Feature Articles


October Issue 2001

SC State Museum in Columbia, Offers Exhibition Which Tells Story of Creating Art with Clay

Four thousand years of pottery making - from bowls and funerary jugs to abstract pots and ceramic figurines - is explored in The Difference in Dirt: South Carolina Pottery and Ceramic Arts, which is on view at the SC State Museum's Lipscomb Art Gallery in Columbia, SC. The exhibit will continue through Jan. 6, 2002.

On the surface, it would seem that the abstract stoneware by Mike Vatalaro of Pendleton, SC, and the ceramic social commentary by Russell Biles of Greenville, SC, "couldn't be farther away from a jug," says Paul Matheny, the museum's curator of art. "But they're still made with the same basic principles of jug making and churn making that have been going on in the state for many years."

Woven through the exhibit will be an exploration of the work of several families of potters in South Carolina: the Robbinses, Catawba Indians who have made pottery for five or six generations; the Hensons, who have made pottery in Spartanburg County since the 1870s; and Winton and Rosa Eugene, first-generation African-American potters who live in Cowpens, SC.

Matheny, who joined the museum staff in January, curated the show between 1997 and 2000 when he was associate curator of art at the Museum of York County in Rock Hill, SC. However, he became interested in the subject when he was a fine arts major at Winthrop University.

The exhibit at the State Museum has been expanded to include a number of pieces from the museum's collection. Among the most interesting are two rare alkaline-glazed stoneware grave markers from the Old Edgefield District, Matheny says. They are uncommon because few were made and the fragile material has been exposed to the elements for 125 years. The name of the maker, F.E. Justice, is inscribed on the markers, but nothing is known about him or why the markers were made of pottery. "It's just kind of a mystery," Matheny says.

"The Difference in Dirt" will include some new acquisitions, including two turn-of-the-century face jugs from the Spartanburg Jug Factory area and a jug with four faces by Billy Henson of Lyman, SC.

Until about 60 years ago, South Carolina pottery was functional, Matheny says. It was used to store food and liquids, including moonshine, molasses, wine and vinegar. That changed when glass canning jars and electric refrigeration became more widely available. Potters began making studio pottery, pottery that may be useful but is also designed to be aesthetically pleasing. Other artists began using clay to make sculpture. One of the earliest examples in the exhibit is Work Horses, a sculpture by Frances Bryant Godwin, which was made from Aiken County clay about 1930.

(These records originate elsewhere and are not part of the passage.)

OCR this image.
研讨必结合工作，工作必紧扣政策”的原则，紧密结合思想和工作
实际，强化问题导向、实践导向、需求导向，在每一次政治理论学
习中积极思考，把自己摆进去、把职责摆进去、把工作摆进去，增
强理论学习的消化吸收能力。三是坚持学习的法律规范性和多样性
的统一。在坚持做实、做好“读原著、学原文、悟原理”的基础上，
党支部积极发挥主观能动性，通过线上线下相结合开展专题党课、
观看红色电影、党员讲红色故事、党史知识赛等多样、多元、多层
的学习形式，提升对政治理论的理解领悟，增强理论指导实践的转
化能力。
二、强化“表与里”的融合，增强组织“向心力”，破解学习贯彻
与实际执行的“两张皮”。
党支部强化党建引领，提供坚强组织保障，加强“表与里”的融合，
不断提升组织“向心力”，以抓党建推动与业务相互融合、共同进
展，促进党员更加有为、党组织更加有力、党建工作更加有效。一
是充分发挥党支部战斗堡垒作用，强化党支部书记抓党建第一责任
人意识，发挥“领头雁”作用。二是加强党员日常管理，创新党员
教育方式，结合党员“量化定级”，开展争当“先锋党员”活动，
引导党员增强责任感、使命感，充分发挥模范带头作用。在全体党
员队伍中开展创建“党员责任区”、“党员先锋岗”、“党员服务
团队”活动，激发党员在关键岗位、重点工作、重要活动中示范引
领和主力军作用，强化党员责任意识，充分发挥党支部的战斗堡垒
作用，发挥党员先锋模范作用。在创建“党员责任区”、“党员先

South Carolina pottery is particularly significant for two reasons, Matheny says. The Catawbas have an unbroken chain of pottery making that goes back 4,000 years. "Their pottery is what helped hold their culture together," he says. Also, "South Carolina was the first place in the US where alkaline-glazed stoneware was produced." The craft, which marries the Chinese tradition of using a wood ash-based glaze to coat the surface of the pot with English forms, began about 1810 in Edgefield. From there, it spread across the region.

About 250 pieces of pottery will be in the show, which can be seen until Jan. 6, 2002. Visitors will have a chance to learn more about their own favorite pieces of South Carolina pottery and ceramics at an artifact identification session at 2pm on Oct. 21 at the entrance to the Lipscomb Art Gallery. The presentation of "The Difference in Dirt" at the State Museum is funded in part by the federal Institute of Museum and Library Services.